Sexta, 29 de Setembro, às 22h00, no Cinema São Jorge - Sala Manoel de Oliveira

A cidade (e o cinema) ao redor

Que espaço têm hoje as salas de cinema nas cidades? Em "RETRATOS FANTASMAS", Kleber Mendonça Filho parte da sua experiência no Recife e propõe uma viagem entre memórias pessoais, mas sempre transmissíveis. Se há documentário que merece (mesmo) ser visto no grande ecrã, é este.

Retratos_Fantasmas.jpg

Em filmes anteriores, sobretudo "O Som ao Redor" e "Aquarius", um dos realizadores brasileiros mais celebrados dos últimos anos já tinha revelado uma forma muito particular de olhar e pensar a cidade - com o sentido de espaço a demarcar-se em dramas vincados pelo thriller lado a lado com uma curiosidade arquitectónica óbvia.
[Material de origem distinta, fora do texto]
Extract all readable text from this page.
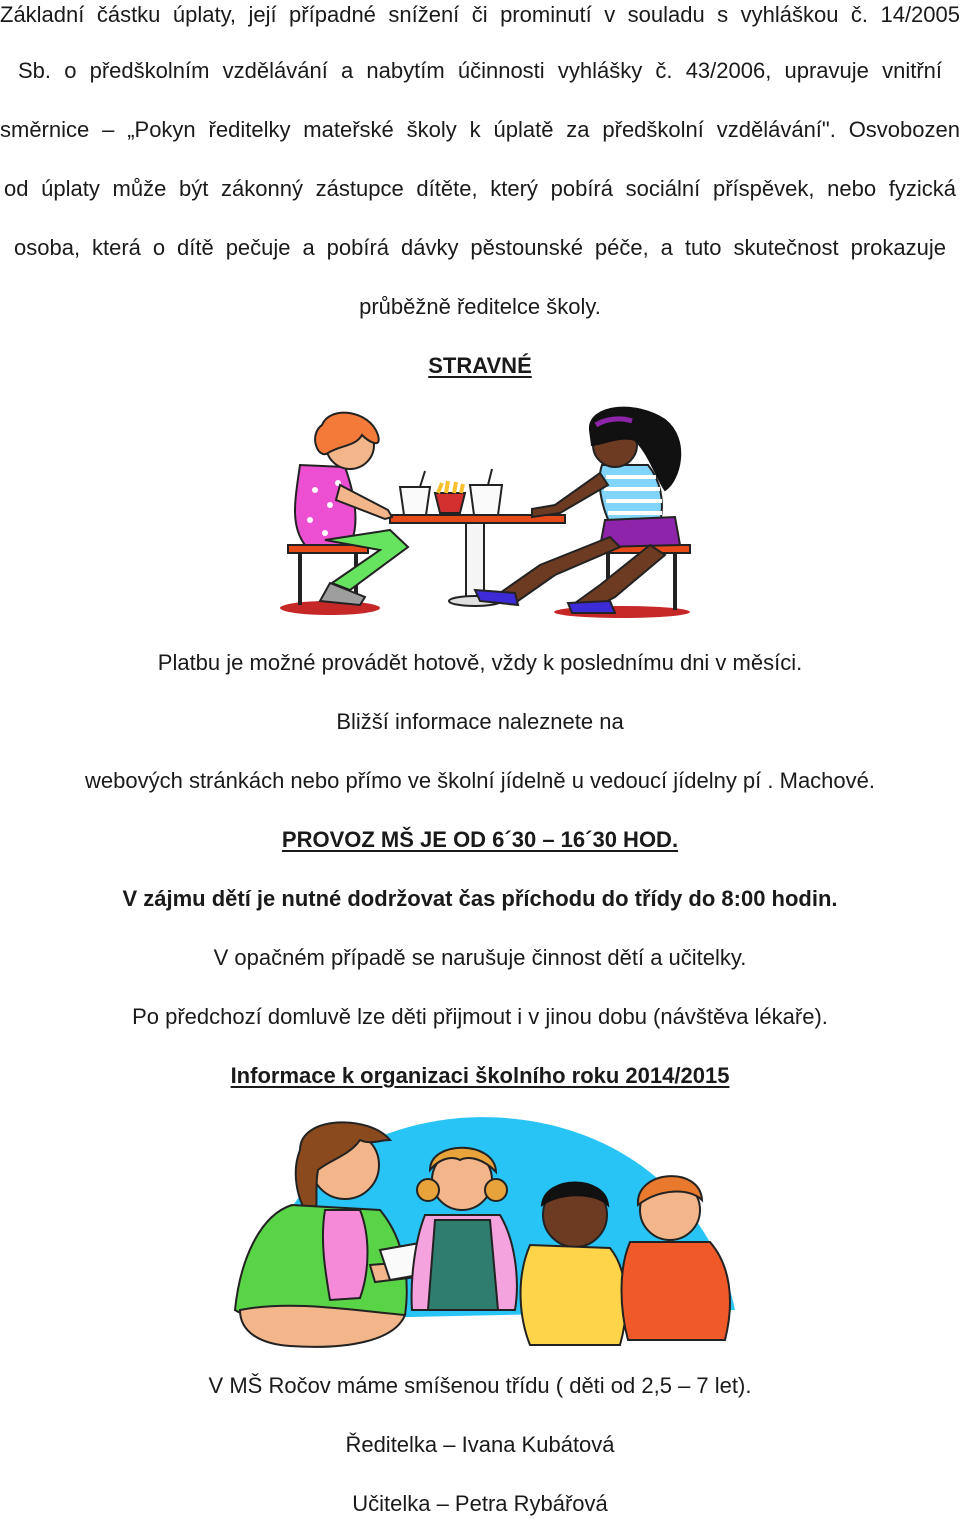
Základní částku úplaty, její případné snížení či prominutí v souladu s vyhláškou č. 14/2005
Sb. o předškolním vzdělávání a nabytím účinnosti vyhlášky č. 43/2006, upravuje vnitřní
směrnice – „Pokyn ředitelky mateřské školy k úplatě za předškolní vzdělávání". Osvobozen
od úplaty může být zákonný zástupce dítěte, který pobírá sociální příspěvek, nebo fyzická
osoba, která o dítě pečuje a pobírá dávky pěstounské péče, a tuto skutečnost prokazuje
průběžně ředitelce školy.
STRAVNÉ
Platbu je možné provádět hotově, vždy k poslednímu dni v měsíci.
Bližší informace naleznete na
webových stránkách nebo přímo ve školní jídelně u vedoucí jídelny pí . Machové.
PROVOZ MŠ JE OD 6´30 – 16´30 HOD.
V zájmu dětí je nutné dodržovat čas příchodu do třídy do 8:00 hodin.
V opačném případě se narušuje činnost dětí a učitelky.
Po předchozí domluvě lze děti přijmout i v jinou dobu (návštěva lékaře).
Informace k organizaci školního roku 2014/2015
V MŠ Ročov máme smíšenou třídu ( děti od 2,5 – 7 let).
Ředitelka – Ivana Kubátová
Učitelka – Petra Rybářová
Na sua obra mais recente, Kleber Mendonça Filho volta ao Recife (depois do mergulho no Brasil profundo e distópico do frustrante "Bacurau"), de onde é natural e onde cresceu e vive, mas desta vez optando pelo documentário, como já tinha acontecido na sua primeira longa-metragem, "Crítico" (de 2008, que não passou pelo circuito comercial português). Não quer dizer que a ficção fique necessariamente de fora (como o desenlace trata de sublinhar), até porque este é um autor pouco interessado em fronteiras estanques entre géneros ("Todos os filmes de ficção são documentários sobre o tempo em que foram feitos", diz a certa altura deste filme no qual assegura a narração em off na primeira pessoa). Mas em "RETRATOS FANTASMAS" parte, como nunca até aqui, da sua própria história e da relação com a sua família, com o Recife e, claro, com o cinema. E em particular com os cinemas da sua cidade, cujas salas fervilhantes de outros tempos estão hoje, maioritariamente, em ruínas ou transformadas em igrejas ou armazéns.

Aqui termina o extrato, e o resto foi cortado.